Zolin ha spiegato che non ci sono locali per “rimorchiare”, ma esistono dei modi alternativi di incontrarsi e fare nuove conoscenze. A Teheran, ad esempio, i giovani girano con la macchina intorno a una rotonda per alcuni minuti, si affiancano ad altre auto e si lanciano i numeri di telefono dal finestrino. Mancando luoghi di aggregazione pubblici, i ragazzi solitamente si riuniscono e si incontrano durante le feste private, ma il problema è che quasi sempre le cerchie di amicizie sono chiuse ed è difficile conoscere nuove persone.

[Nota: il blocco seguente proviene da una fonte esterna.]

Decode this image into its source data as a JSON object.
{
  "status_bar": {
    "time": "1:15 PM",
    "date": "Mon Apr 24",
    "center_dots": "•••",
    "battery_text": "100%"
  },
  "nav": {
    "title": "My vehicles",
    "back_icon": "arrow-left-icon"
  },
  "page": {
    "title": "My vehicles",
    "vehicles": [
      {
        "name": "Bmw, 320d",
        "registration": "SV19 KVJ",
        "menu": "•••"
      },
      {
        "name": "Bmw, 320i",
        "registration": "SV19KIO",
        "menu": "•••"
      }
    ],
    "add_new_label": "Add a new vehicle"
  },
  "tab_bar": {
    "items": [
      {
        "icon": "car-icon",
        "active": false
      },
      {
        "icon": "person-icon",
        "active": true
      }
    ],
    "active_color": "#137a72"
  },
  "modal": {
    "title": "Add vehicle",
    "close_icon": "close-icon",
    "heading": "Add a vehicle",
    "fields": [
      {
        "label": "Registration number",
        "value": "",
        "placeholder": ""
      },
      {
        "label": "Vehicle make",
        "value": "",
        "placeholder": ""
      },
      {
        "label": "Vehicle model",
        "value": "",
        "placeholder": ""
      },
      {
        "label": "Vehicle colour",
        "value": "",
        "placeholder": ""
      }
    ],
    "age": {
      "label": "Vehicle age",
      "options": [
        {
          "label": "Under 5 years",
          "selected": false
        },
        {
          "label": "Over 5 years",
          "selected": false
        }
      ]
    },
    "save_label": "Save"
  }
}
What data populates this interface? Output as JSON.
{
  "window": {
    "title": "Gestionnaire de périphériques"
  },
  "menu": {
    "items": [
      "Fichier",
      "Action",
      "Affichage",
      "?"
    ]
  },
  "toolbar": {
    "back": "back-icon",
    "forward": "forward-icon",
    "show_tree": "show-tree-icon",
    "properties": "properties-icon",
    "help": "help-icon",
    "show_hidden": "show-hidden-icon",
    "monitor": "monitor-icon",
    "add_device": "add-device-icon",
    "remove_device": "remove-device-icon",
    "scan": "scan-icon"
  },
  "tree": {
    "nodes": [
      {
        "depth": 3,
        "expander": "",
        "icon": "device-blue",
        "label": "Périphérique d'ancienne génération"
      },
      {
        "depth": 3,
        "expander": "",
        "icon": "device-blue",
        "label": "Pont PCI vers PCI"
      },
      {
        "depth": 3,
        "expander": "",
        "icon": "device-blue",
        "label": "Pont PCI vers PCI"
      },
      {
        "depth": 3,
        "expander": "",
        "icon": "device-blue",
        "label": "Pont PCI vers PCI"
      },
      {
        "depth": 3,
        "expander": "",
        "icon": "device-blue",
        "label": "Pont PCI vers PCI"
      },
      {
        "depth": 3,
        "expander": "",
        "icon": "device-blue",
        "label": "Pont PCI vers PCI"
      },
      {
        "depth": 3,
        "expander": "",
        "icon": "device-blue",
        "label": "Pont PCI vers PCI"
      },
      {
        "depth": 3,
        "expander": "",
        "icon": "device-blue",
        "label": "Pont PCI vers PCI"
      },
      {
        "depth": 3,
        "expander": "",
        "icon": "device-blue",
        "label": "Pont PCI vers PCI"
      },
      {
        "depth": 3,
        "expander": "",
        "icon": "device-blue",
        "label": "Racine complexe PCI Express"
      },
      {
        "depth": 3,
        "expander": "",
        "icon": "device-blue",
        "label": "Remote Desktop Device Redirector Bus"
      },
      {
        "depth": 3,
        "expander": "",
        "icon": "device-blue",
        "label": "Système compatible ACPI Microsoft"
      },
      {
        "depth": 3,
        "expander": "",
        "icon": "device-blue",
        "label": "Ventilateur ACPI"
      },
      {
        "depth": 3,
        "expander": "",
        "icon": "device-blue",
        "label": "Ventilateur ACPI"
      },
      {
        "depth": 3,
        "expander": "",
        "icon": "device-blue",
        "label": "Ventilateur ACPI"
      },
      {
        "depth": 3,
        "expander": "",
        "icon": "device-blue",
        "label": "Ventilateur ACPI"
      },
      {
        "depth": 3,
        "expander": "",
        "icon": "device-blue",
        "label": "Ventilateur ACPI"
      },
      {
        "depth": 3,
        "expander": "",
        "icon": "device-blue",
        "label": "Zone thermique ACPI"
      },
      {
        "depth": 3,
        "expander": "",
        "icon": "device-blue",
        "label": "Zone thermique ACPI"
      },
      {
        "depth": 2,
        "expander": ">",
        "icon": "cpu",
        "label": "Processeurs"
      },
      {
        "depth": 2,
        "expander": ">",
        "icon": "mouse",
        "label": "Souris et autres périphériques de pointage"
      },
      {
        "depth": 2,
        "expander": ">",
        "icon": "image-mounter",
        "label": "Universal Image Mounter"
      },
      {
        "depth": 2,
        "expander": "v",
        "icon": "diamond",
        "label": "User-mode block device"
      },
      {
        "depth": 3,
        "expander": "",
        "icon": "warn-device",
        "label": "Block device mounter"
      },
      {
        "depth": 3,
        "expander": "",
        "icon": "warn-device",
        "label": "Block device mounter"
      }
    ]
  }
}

Il vero problema per i ragazzi iraniani è andare via dall’Iran. È estremamente difficile farsi rilasciare un visto per andare all’estero, spesso perché chi se ne va non torna più indietro. Questa situazione è ben visibile nel reportage Make a Wish di Loulou d’Aki, dove viene raccontata la storia di Bahman Nasirifar, un chitarrista appassionato di death metal, con il sogno di scappare in Svezia, la patria del suo genere musicale preferito. Sogno che però gli è stato negato dallo stato, che non gli ha rilasciato il visto l’ha costretto a rimanere a casa. Insieme alla d’Aki, Bahman ha viaggiato nell’unico paese che è possibile visitare con un visto temporaneo: la Turchia. È rimasto là qualche mese, giusto il tempo per fare un’esperienza lontano da casa. Poi, per mancanza di soldi è stato costretto a tornare in Iran e oggi sogna di trasferirsi negli Stati Uniti.

Nonostante ci sia l’obbligo di indossare l’hijab, il tradizionale velo iraniano, nei luoghi pubblici, Loulou d’Aki ha raccontato come le ragazze iraniane negli ultimi anni abbiano trovato nuovi modi di indossarlo: è un tentativo di ritagliarsi un piccolo spazio di libertà nella vita quotidiana, senza trasgredire la legge. Se negli spazi pubblici ci sono delle restrizioni, in quelli privati no. Durante le feste, le ragazze iraniane si vestono come quelle occidentali. Lo stesso discorso vale per i ragazzi. Grazie a internet, infatti, in tutto il mondo, da nord a sud e da est a ovest, ogni ragazzo ha la possibilità vedere gli stessi film, di leggere gli stessi libri e di ascoltare la stessa musica. Per la d’Aki la differenza è intergenerazionale: è molto marcata tra i ventenni iraniani di oggi e i trentenni che hanno vissuto la guerra – quella con l’Iraq dal 1980 al 1988. Come mettono in evidenza i documentari, i giovani iraniani di oggi hanno la voglia di divertirsi, di fare nuove conoscenze, di esplorare il mondo e di ricercare una libertà che al momento non trovano nel loro paese.